Di, 2.3.10 (Mi, 3.3.10, 5:31): Traurige Clowns

Erster Tag seit Wochen ohne Lilly. Die verwaisten Räume, das wieder allein Sein. Reminiszenz an vor einem halben Jahr.

Ich räume auf, gehe den Jobs nach. Für KN abends bei Mike Krüger im Kieler Schloss. Traurige Veranstaltung. Traurig, weil ich es in all dem Spaß Machen bleibe. Hernach differenzierte Kritik, kein Verriss, sondern sich nippelnd eingemeindend:

— snip! —

Der Nippel passt noch durch die Lasche

Mike Krüger witzelte im Kieler Schloss zwischen Kunst und Abfall.

Kiel – Noch hat niemand eine Verpackung erfunden, die stabil ist und sich dennoch leicht öffnen lässt. Insofern ist Mike Krügers Evergreen “Sie müssen nur den Nippel durch die Lasche zieh’n” so aktuell wie vor 30 Jahren und wird nicht minder nostalgisch ausgelassen mitgesungen. Aber selbst wenn dem nicht so wäre, würde Krüger im Kieler Schloss nicht davor zurückschrecken, die alte Nummer nochmal zu bringen. “Is’ das Kunst oder kann das weg?” titelt sein neues Programm, das leidlich neue Nippel durch uralte Laschen zieht.
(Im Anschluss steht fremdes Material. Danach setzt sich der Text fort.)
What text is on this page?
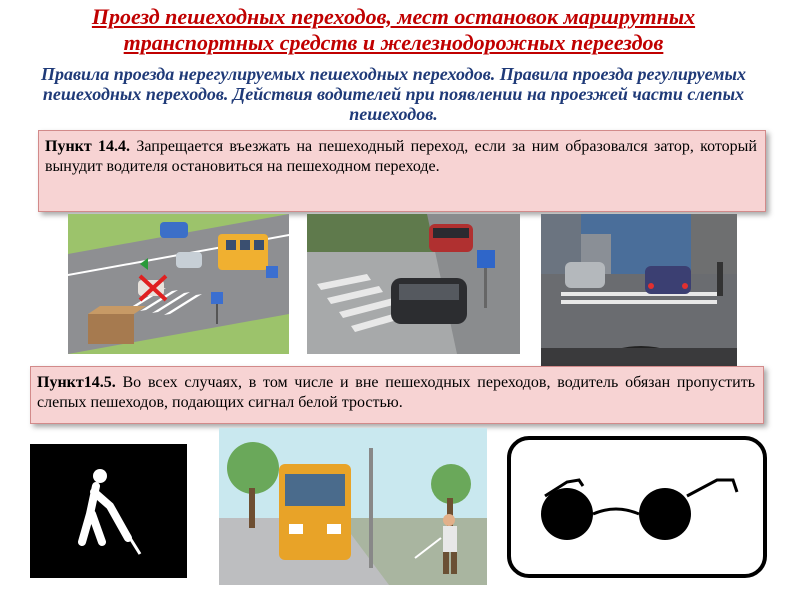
Проезд пешеходных переходов, мест остановок маршрутных
транспортных средств и железнодорожных переездов
Правила проезда нерегулируемых пешеходных переходов. Правила проезда регулируемых пешеходных переходов. Действия водителей при появлении на проезжей части слепых пешеходов.
Пункт 14.4. Запрещается въезжать на пешеходный переход, если за ним образовался затор, который вынудит водителя остановиться на пешеходном переходе.
Пункт14.5. Во всех случаях, в том числе и вне пешеходных переходов, водитель обязан пропустить слепых пешеходов, подающих сигнал белой тростью.
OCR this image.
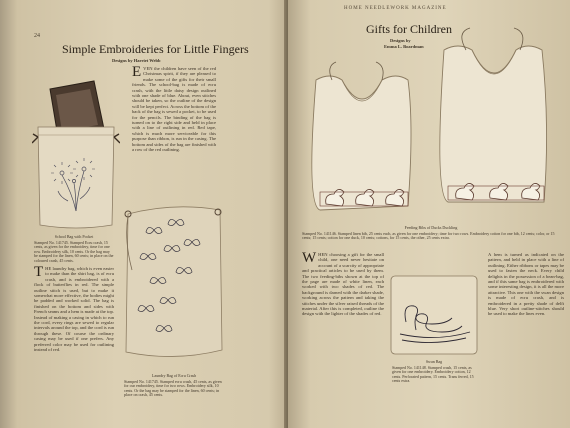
24
Simple Embroideries for Little Fingers
Designs by Harriet Webb
School Bag with Pocket
Stamped No. 141745. Stamped Ecru crash, 15 cents, as given for the embroidery, time for one row. Embroidery silk, 10 cents. Or the bag may be stamped for the linen, 60 cents; in place on the coloured crash, 45 cents.
EVEN the children have seen of the red Christmas spirit, if they are pleased to make some of the gifts for their small friends. The school-bag is made of ecru crash, with the little daisy design outlined with one shade of blue. About, even stitches should be taken, so the outline of the design will be kept perfect. Across the bottom of the back of the bag is sewed a pocket, to be used for the pencils. The binding of the bag is turned on to the right side and held in place with a line of outlining in red. Red tape, which is much more serviceable for this purpose than ribbon, is run in the casing. The bottom and sides of the bag are finished with a row of the red outlining.
Laundry Bag of Ecru Crash
Stamped No. 141745. Stamped ecru crash, 45 cents, as given for our embroidery, time for two rows. Embroidery silk, 10 cents. Or the bag may be stamped for the linen, 60 cents; in place on crash, 45 cents.
THE laundry bag, which is even easier to make than the shirt bag, is of ecru crash, and is embroidered with a flock of butterflies in red. The simple outline stitch is used, but to make it somewhat more effective, the bodies might be padded and worked solid. The bag is finished on the bottom and sides with French seams and a hem is made at the top. Instead of making a casing in which to run the cord, every rings are sewed to regular intervals around the top, and the cord is run through these. Of course the ordinary casing may be used if one prefers. Any preferred color may be used for outlining instead of red.
HOME NEEDLEWORK MAGAZINE
Gifts for Children
Designs by
Emma L. Boardman
Feeding Bibs of Ducks Duckling
Stamped No. 141146. Stamped linen bib, 25 cents each, as given for one embroidery; time for two rows. Embroidery cotton for one bib, 12 cents; color, or 15 cents; 15 cents; cotton for one duck, 10 cents; cottons, for 15 cents, the other, 25 cents extra.
WHEN choosing a gift for the small child, one need never hesitate on account of a scarcity of appropriate and practical articles to be used by them. The two feeding-bibs shown at the top of the page are made of white linen, each worked with two shades of red. The background is darned with the darker shade, working across the pattern and taking the stitches under the silver raised threads of the material. After this is completed, outline the design with the lighter of the shades of red.
Swan Bag
Stamped No. 141148. Stamped crash, 15 cents, as given for one embroidery. Embroidery cotton, 12 cents. Perforated pattern, 15 cents. Trans ferred, 15 cents extra.
A hem is turned as indicated on the pattern, and held in place with a line of outlining. Either ribbons or tapes may be used to fasten the neck. Every child delights in the possession of a bean-bag, and if this same bag is embroidered with some interesting design, it is all the more attractive. This one with the swan design is made of ecru crash, and is embroidered in a pretty shade of delft blue. Very short outline-stitches should be used to make the lines even.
Um die Antwort auf die Frage im Titel gleich vorwegzunehmen: Ist keine Kunst, kann weg! Gleichwohl ist solche Langlebigkeit einer angejahr(zehn)ten Komikermasche und dass darüber immer noch herzlich gelacht wird, bis die Schenkel glühen, auf die man sich ob Krügers Gag-Staccato schlägt, bewundernswert. Offenbar gibt es unvergängliche Witzstrukturen, die nur geringer Aktualisierung bedürfen, um immer noch zu zünden wie ein China-Böller am Silvesterabend. Dass Frauen weder ordentlich Auto fahren, noch dasselbe einparken können, ist längst von der Wirklichkeit widerlegt. Aber als Topos für derbe Scherze taugt es nach wie vor. “Wenn der Mann getrunken hat, bitte nicht ans Steuer setzen. Da kann wirklich mal die Frau fahren”, flachst Krüger, nimmt sich die geschickt inszenierte Pointenpause und schiebt den Lacher-Turbo nach: “Außer sie ist Bischöfin.” Das ist zwar unter der Gürtellinie des guten Geschmacks, aber letzterer ist ohnehin nicht Krügers Kunst, kann also weg. Ebenso weite Witzfelder bieten ihm Alkohol und seine Nebenwirkungen (in der Hit-Persiflage “Ein Korn, der deinen Namen trägt”) sowie das alternde Ehebett. Das Wasserbett, das sein witzelndes Ich angeschafft hat, um das Eheleben in neuen Fluss zu bringen, nennt die Gattin trefflich “Totes Meer”. Ah, das macht lange Lacher auf kleinstem Witzraum.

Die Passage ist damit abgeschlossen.